FMT permits the relocation of the diseased macula on to an area of unaffected retinal pigment epithelial and choroid, and has been successfully used to restore the anatomy and visual function in some patients with AMD when the outer retina layers are not irreversibly damaged, noted Dr Pertile.
Vision-threatening complications after FMT surgery include cystoid macular oedema (CME) in 8% of cases, retinal detachment in 7.3%, proliferative vitreoretinopathy (PVR) in 4.2% and macular hole in 5.5%. She added that the presence of the external limiting membrane (ELM) seems to be the most reliable factor in predicting the functional outcome.
Vision-threatening complications associated with choroidal transplantation include late or no revascularisation of the graft in about 12% of cases, postoperative subretinal haemorrhage in 10%, retinal detachment with or without PVR in 4% and macular hole in 7%.
Although fast reperfusion of the choroid is a sign of successful surgery, a delay in reperfusion may lead to retinal damage and poor outcomes.
“Early reperfusion of the graft is crucial and it usually starts at the edge of the graft and proceeds quite slowly. We found in these cases that it can useful to scrape Bruch’s membrane – the idea is that the blood vessels come from the underlying choroid and sometimes Bruch’s membrane can block this reperfusion. After scraping using a subretinal spatula we usually encountered a high rate of reperfusion,” she said.
Dr Pertile added that RPE contiguity after autologous choroidal graft also seems to be a protective factor against atrophy progression, whereas any area of damaged or absent RPE tends to enlarge over time.
She noted that the incidence of retinal detachment and proliferative vitreoretinopathy (PVR) can be reduced with careful peripheral vitrectomy and removal of cortical vitreous remnants. It is also important to try to avoid contraction of the vitreous base by ensuring that the subretinal BSS injection is performed posterior to the equator. Likewise, performing a peripheral retinotomy close to the ora serrata helps to reduce the risk of PVR, she added.
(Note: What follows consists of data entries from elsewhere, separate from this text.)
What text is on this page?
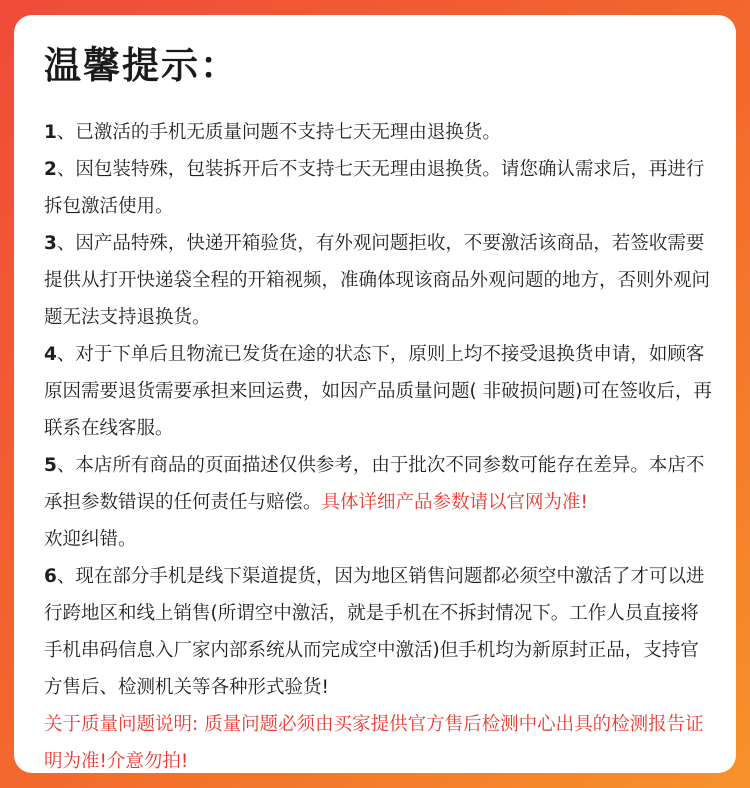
温馨提示：

1、已激活的手机无质量问题不支持七天无理由退换货。

2、因包装特殊，包装拆开后不支持七天无理由退换货。请您确认需求后，再进行拆包激活使用。

3、因产品特殊，快递开箱验货，有外观问题拒收，不要激活该商品，若签收需要提供从打开快递袋全程的开箱视频，准确体现该商品外观问题的地方，否则外观问题无法支持退换货。

4、对于下单后且物流已发货在途的状态下，原则上均不接受退换货申请，如顾客原因需要退货需要承担来回运费，如因产品质量问题( 非破损问题)可在签收后，再联系在线客服。

5、本店所有商品的页面描述仅供参考，由于批次不同参数可能存在差异。本店不承担参数错误的任何责任与赔偿。具体详细产品参数请以官网为准!
欢迎纠错。

6、现在部分手机是线下渠道提货，因为地区销售问题都必须空中激活了才可以进行跨地区和线上销售(所谓空中激活，就是手机在不拆封情况下。工作人员直接将手机串码信息入厂家内部系统从而完成空中激活)但手机均为新原封正品，支持官方售后、检测机关等各种形式验货!

关于质量问题说明: 质量问题必须由买家提供官方售后检测中心出具的检测报告证明为准!介意勿拍!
Choroidal grafts should ideally be harvested away from large choroidal vessels outside the posterior pole to reduce the risk of postoperative subretinal haemorrhage. The risk of intraoperative bleeding can be minimised by increasing the IOP to around 70mmHg during the surgery, she said.
In trying to decide which surgical strategy to adopt, Dr Pertile said that FMT works best in patients with low best-corrected visual acuity in the fellow eye, with a subsequent risk of diplopia, as well as those with a healthy RPE-choroid area in which to relocate the macula. Choroidal graft may be considered in other cases that do fall into these particular categories.
Good functional results can be obtained over the long term with FMT, said Dr Pertile.
“We analysed 255 FMT cases in 2015 with 163 meeting the inclusion criteria and the majority of patients experienced an improvement in visual acuity. A few patients did lose vision, but the improvement for the majority of patients was maintained for up to five years after surgery. Patients with foveal RPE atrophy, CNV recurrence, and PVR carried a worse prognosis,” she concluded.